Damit das Schulsystem gerechter wäre, müsste sich sehr vieles ändern, sagt die Hauptschullehrerin Lisa Graf.

Köln – Die Gymnasiallehrerin Lisa Graf unterrichtet an einer so genannten Brennpunktschule. Weil sie das System, in dem sie arbeitet, als ungerecht empfindet, hat sie ein Buch über ihre Schüler und Schülerinnen geschrieben.

Frau Graf, Ihr Buch beginnt mit Ihrer eigenen Biographie. Was erkennen Sie aus Ihrer Kindheit in Ihren Schülerinnen und Schülern wieder?

Lisa Graf: Wenn Kinder und Jugendliche häusliche Probleme mit in die Schule schleppen, schlägt sich das in der Regel in unerwünschtem Verhalten nieder. Ich war auch ein Kind, das für die Lehrkräfte eher unangenehm war. Ich war laut, habe viel geredet, war unkonzentriert, sehr, sehr unordentlich und habe mich nicht an Absprachen gehalten. Ich konnte mich schlecht konzentrieren. Dieses Verhalten macht es Lehrerinnen extrem schwer. Sie werden schnell ungeduldig und wollen so ein Verhalten abstellen. Ich wurde sehr oft ermahnt und bestraft. Diese Rastlosigkeit und totale Zerstreuung sehe ich auch bei meinen Hauptschülerinnen und Hauptschülern.

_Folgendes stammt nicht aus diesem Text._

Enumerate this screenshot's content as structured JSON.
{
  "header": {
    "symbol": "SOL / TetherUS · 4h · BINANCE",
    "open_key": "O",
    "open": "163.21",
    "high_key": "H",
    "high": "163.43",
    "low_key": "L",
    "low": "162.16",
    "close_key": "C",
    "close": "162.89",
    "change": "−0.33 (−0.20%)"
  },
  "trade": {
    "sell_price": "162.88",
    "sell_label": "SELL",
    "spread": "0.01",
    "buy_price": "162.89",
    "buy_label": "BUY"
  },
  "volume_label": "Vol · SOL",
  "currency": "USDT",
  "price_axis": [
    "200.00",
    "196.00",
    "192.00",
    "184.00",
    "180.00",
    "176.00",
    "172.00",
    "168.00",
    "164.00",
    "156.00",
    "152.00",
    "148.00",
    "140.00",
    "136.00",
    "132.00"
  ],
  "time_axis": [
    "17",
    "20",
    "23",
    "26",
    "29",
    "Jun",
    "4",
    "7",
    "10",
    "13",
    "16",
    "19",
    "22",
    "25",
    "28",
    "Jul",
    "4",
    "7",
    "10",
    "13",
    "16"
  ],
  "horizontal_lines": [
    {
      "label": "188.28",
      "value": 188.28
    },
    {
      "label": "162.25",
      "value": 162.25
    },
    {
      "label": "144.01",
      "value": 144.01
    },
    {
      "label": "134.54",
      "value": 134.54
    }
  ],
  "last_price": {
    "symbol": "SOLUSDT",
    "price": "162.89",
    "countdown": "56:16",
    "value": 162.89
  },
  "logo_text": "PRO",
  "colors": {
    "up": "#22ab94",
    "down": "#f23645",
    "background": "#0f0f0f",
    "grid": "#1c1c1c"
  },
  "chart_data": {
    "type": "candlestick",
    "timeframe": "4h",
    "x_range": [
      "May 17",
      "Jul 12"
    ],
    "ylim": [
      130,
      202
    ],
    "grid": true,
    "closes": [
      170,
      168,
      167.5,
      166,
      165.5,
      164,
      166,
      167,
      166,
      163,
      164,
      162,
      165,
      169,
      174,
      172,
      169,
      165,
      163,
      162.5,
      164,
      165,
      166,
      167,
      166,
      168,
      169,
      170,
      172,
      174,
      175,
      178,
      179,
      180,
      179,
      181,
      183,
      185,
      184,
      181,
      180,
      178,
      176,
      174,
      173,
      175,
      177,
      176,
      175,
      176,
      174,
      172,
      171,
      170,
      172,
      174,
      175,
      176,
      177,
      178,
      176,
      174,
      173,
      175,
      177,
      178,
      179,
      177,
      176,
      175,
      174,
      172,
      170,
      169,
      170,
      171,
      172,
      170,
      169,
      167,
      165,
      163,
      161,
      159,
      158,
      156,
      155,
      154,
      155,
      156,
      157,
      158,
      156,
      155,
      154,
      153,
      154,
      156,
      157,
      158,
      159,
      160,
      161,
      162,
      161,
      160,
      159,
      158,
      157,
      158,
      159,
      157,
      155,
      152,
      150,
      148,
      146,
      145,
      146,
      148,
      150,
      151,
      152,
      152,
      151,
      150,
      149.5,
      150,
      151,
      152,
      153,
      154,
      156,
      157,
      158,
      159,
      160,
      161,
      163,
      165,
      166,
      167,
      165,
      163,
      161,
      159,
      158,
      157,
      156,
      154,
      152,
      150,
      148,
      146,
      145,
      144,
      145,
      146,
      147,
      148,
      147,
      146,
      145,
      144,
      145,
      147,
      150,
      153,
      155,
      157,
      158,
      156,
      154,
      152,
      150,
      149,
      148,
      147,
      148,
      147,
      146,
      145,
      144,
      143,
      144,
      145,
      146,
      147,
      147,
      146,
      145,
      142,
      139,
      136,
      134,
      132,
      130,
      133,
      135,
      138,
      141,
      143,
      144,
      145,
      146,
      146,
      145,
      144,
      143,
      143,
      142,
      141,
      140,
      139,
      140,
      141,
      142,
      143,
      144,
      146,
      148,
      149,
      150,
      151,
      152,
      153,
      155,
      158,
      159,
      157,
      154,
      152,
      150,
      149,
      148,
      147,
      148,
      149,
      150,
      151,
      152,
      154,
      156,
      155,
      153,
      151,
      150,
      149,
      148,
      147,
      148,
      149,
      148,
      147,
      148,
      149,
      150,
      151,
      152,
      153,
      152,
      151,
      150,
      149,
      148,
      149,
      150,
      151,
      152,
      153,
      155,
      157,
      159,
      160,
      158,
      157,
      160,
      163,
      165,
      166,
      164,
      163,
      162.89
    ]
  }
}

Können Sie den Schülern besser helfen, weil sie die Verhaltensmuster so gut kennen?

Ich versuche es, aber dafür gibt es in der Schule zu wenige Möglichkeiten. Die Strukturen sind nicht darauf ausgelegt. Es ist auch die Frage, ob man überhaupt will, dass Lehrerinnen das tun. So wie es gerade ist, kann eine Lehrerin diesen Kindern nur helfen, wenn sie sich über das normale Maß hinaus engagiert, vielleicht zum Nachteil des Lehrplans. Dieser Spagat ist sehr unbefriedigend.

Lisa Graf hat über ihre Zeit als Lehrerin an der Hauptschule ein Buch geschrieben.

Lisa Graf hat über ihre Zeit als Lehrerin an der Hauptschule ein Buch geschrieben.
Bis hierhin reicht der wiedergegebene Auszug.